The following curriculum is recommended for children 5 years of age and older or children in 1 st - 5 th grade. The purpose of the curriculum is to act as a catalyst for discussing aging, to dispel the myths of aging, to provide an opportunity to connect generations, and for youth to share with others their experiences, ancestry and family traditions. Furthermore, this curriculum allows for youth to connect with elders in their community. The participants will have the opportunity to learn personal history and visit with an elder who may not have family near by. This activity is a form of community service and can instill the importance and the value of volunteerism and social capital. Lastly, one may find a friend for life.
The presentation of this material may induce strong emotions from the participants as discussions of aging, sickness, and death, may arise. We recommend that you notify your school counselor of your participation in this program prior to program commencement in case of a child's need for further support. It may be appropriate to invite your school counselor to attend class during the days that this curriculum is covered in order to aid in discussion facilitation and student support.
1) Choose a book from the book list.
2) Select a series of days to host the MUSE curriculum that has close proximity to a scheduled MUSE event.
3) Contact the MUSE coordinator in order to finalize event dates and times. Allow at least 1 hour per MUSE curriculum day. One the days which a MUSE event occurs, please allow 3 hours.
4) Begin Curriculum.
NOTE: Curriculum is not restricted to consecutive days.
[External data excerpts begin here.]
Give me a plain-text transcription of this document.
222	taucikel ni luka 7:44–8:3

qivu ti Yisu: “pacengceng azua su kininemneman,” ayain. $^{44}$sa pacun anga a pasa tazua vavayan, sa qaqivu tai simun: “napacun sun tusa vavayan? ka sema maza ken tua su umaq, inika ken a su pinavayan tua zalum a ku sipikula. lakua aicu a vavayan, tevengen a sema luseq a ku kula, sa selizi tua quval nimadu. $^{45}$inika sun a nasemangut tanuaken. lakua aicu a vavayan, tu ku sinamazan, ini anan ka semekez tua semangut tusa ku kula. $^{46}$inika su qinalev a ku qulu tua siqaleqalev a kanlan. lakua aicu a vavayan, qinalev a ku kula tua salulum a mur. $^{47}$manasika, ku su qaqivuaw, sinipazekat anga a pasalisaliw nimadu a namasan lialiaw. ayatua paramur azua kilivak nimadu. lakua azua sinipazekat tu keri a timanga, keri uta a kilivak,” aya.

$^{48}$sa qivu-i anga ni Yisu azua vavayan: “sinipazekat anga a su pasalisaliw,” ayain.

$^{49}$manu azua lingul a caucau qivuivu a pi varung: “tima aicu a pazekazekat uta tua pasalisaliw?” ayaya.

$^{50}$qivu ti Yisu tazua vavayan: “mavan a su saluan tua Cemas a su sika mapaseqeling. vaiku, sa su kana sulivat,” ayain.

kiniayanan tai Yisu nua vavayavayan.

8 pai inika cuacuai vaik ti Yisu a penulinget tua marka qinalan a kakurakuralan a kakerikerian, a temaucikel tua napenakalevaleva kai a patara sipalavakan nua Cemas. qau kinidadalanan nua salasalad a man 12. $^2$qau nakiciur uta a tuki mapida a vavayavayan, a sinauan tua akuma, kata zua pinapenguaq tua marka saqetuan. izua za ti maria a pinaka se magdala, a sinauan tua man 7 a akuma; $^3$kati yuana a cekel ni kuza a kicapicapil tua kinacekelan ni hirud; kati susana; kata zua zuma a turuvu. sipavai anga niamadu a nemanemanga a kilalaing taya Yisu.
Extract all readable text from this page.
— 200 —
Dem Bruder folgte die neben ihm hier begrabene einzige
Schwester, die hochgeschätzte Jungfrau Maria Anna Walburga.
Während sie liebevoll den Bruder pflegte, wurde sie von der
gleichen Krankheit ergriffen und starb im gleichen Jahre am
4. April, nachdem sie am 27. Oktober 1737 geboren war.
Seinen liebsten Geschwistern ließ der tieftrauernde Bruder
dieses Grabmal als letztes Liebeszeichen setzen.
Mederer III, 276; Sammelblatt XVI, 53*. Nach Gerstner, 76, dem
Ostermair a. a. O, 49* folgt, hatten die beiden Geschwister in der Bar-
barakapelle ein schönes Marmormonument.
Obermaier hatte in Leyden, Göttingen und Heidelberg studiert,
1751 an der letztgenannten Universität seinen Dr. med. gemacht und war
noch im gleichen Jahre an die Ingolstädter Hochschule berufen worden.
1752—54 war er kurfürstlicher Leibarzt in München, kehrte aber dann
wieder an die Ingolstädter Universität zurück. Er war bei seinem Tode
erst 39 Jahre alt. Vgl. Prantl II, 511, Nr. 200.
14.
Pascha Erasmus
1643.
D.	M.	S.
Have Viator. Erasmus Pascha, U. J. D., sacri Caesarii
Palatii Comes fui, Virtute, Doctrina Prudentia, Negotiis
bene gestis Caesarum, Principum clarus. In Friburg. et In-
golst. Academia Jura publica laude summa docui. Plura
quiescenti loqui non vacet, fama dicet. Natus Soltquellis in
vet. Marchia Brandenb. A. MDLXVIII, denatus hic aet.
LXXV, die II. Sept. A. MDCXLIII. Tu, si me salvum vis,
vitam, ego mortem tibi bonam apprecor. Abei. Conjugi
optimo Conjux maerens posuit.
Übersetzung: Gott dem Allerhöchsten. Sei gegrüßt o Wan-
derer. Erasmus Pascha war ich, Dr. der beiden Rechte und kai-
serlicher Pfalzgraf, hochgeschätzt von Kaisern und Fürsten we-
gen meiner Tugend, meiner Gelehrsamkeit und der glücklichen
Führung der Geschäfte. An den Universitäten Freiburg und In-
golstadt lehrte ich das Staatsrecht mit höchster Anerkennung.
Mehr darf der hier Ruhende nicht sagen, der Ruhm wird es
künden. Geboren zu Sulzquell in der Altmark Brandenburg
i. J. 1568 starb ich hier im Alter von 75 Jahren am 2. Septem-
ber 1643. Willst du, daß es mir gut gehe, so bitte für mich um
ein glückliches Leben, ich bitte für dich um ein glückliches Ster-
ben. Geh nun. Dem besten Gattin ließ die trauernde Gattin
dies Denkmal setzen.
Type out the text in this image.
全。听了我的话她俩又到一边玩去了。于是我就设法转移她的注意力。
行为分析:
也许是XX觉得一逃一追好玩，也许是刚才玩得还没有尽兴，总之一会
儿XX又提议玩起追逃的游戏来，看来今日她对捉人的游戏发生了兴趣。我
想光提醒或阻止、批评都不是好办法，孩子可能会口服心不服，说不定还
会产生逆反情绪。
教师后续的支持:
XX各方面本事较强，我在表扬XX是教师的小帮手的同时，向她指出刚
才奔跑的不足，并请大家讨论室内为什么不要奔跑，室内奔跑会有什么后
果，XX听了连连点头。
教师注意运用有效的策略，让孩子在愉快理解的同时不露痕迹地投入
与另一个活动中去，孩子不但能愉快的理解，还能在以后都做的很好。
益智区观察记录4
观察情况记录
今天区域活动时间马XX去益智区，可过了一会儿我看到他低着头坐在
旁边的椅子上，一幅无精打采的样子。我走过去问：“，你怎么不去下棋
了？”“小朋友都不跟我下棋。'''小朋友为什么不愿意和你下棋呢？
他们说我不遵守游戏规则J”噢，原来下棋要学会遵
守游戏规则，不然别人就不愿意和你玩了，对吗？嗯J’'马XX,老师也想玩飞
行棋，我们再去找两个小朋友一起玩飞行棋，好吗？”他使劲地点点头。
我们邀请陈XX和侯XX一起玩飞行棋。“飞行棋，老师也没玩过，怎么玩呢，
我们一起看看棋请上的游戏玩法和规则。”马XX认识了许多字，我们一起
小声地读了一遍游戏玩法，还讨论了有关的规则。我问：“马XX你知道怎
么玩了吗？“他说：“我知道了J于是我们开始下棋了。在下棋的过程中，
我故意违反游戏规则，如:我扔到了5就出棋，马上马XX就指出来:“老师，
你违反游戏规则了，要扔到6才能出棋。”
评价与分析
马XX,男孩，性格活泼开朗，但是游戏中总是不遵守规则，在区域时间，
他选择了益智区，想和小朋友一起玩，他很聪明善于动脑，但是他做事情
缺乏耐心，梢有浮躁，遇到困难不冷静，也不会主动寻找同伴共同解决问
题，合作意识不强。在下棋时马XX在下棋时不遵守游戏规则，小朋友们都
However, it is recommended for consistency and an optimum learning environment to host each MUSE curriculum day within a few days of the last. Day 5 of the curriculum is on-going and not necessarily one that occurs a few days after Day 4 of the curriculum.
• Establish an E-Pal connection with the elder facility
(E-pals is similar to pen-pals except the communication is primarily done through e-mail. Each group of students participating in the MUSE youth curriculum will e-mail a group of residents at the facility where they attended the MUSE event. This communication will continue back and forth until it no longer is satisfying for both parties. We recommend that e-pal communication occur at least at least once a week. Please set up the e-pal program with the Activity Director at the facility that you visit for MUSE immediately following the event. The youth can e-mail the older adults as soon as they return to school so that the friendship connections are still fresh. You may need to set up a new e-mail account within your school just for this purpose.)